Direct hit. He felt the blow rattle him from the inside out. The worst part was that
someone else—someone who was making him feel things,
dangerous things
, he hadn’t felt in a long time—had finally verbalized his failure to carry out his
duty to John’s daughter.

It was time to stop being so selfish. There was a baby in the equation now, too.

He swallowed past the lump in his throat. “In your…vision? How did it end? Did it
tell you anything about who or where…” God, this conversation couldn’t possibly be
about Ann.

“No, I’m sorry.”

He made a sound of frustration, then turned to walk to the kitchen. Sloane murmured
to the tomcat and followed him. He could feel her even though she wasn’t touching
him. Was that part of her “ability”? She must radiate low-level energy or something.
Couldn’t have been easy growing up knowing you were different like that.

Man, he was probably imagining all this kooky stuff. Energy and E-fucking-SP.
How?
The question rolled around in his mind as he rifled through Ann’s cabinets until
he found some instant coffee and mugs. When the water was hot, he stirred in the coffee
and handed the cup to Sloane. “Look, I’ve never met someone before who has…powers
like yours.” She winced, but he had to know. “Can you, I don’t know, hear other people’s
thoughts?”

“Oh my God, no!”

Well, that’s a hell of a relief.
“But you can touch something and know its back story.”

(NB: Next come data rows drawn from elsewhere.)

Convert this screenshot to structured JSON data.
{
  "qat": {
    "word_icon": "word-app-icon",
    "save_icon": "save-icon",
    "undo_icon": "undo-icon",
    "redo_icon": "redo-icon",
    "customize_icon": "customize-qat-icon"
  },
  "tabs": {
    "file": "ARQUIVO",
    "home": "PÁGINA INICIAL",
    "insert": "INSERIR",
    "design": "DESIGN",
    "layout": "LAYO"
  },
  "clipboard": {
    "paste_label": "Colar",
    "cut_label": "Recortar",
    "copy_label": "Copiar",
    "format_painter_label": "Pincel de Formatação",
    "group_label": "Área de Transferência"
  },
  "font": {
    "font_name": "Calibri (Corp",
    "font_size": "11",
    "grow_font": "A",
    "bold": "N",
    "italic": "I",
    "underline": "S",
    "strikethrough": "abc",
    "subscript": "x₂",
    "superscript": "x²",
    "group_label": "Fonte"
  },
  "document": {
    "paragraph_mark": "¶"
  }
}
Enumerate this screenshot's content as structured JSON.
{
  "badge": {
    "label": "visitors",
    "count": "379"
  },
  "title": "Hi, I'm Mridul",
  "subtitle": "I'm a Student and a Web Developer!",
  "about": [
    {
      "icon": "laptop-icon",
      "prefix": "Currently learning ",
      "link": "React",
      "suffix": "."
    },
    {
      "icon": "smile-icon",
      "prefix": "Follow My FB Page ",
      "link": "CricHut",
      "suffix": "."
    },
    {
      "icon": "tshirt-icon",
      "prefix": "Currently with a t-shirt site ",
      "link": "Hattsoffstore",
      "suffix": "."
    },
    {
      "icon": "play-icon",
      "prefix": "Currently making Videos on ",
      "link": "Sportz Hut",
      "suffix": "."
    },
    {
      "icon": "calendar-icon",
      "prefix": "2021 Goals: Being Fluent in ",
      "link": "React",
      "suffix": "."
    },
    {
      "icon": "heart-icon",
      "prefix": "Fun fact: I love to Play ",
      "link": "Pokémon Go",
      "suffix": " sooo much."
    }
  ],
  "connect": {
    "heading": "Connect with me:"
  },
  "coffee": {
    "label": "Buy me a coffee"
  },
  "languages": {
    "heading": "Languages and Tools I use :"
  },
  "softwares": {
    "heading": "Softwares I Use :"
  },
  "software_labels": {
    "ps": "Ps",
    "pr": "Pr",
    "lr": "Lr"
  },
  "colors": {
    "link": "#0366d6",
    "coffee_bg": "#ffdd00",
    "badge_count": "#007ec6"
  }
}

“I…” She looked ready to bolt. Her gaze kept wandering to the front door.

“Tell me.”

When her eyes met his, they were luminous. “Yes.”

“Yes?”

“It’s called psychometry. Every object has a soul that retains a memory of sorts.
If I try, I can usually…read the most evocative impressions of an object’s history.
Especially if the object is metal, and only when it has received strong emotion. But
I don’t. I can usually control it now that I’m older. It’s not who I am. I…I
hate it.
It has never,
ever,
served a useful or happy p-purpose. It’s only brought…pain.”